Nov 17, 2022 - Sale 2622

Sale 2622 - Lot 64

Price Realized: $ 1,000
?Final Price Realized includes Buyer’s Premium added to Hammer Price
Estimate: $ 1,500 - $ 2,500
REUBEN NAKIAN
Satyr and Nymph.

Terra cotta sculpture, circa 1975. 220x220x105 mm; 8 3/4x8 3/4x4 1/4 inches. With the artist's signature incised on the verso.
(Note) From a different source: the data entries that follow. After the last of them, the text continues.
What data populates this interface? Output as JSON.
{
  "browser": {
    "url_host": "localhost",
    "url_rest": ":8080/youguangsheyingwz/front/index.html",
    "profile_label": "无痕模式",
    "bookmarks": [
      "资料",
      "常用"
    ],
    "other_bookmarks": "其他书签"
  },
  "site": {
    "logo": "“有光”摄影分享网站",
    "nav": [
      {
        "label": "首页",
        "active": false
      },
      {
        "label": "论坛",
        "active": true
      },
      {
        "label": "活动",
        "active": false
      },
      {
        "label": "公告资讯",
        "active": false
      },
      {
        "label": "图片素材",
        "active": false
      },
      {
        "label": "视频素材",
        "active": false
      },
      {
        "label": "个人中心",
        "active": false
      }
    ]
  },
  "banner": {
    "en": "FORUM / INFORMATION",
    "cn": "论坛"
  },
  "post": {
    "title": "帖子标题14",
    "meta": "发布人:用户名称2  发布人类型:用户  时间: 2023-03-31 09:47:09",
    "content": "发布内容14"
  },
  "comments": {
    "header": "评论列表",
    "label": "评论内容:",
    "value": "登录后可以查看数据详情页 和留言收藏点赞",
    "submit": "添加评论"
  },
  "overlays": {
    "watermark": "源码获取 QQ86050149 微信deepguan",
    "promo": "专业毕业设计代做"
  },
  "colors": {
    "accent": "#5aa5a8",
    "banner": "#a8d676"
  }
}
Nakian (1897-1986) often depicted classical mythology in his abstracted sculptures, and returned to themes such as Leda and the Swan and Europa and the Bull repeatedly. He met and befriended painters Arshile Gorky and Willem de Kooning in the 1930s and Marsden Hartley and Marcel Duchamp in the 1940s. The famous poet, Frank O'Hara was the curator of a major Nakian retrospective at The Museum of Modern Art, New York, in 1966 (where the artist was also exhibited in 1930). In the exhibition catalogue, O'Hara noted: "Nakian is unrepressed, un-neurotic, unabashed in his approach to sensuality, however tortuous his esthetic commitment, and whether his subject be death, bestiality, or Arcadian dalliance. This explicitness gives the Nymph and Satyr plaques a marvelous joy and ease, the Europa terra-cottas a voluptuous dignity, and the Leda and the Swan drawings an almost comic abandon. Unlike most sexually oriented images in modern art, from Auguste Rodin to Andy Warhol, one finds no guilt or masochism in a Nakian. It is outgoing and athletic even in its releases and defeats: the satyr, the bull, the swan, the goat are each circumvented or absorbed by the goddess of his choice in the most choice of circumstances, that of his own choosing, like the amorous 'dying' of the Elizabethans or the Metamorphoses of Ovid."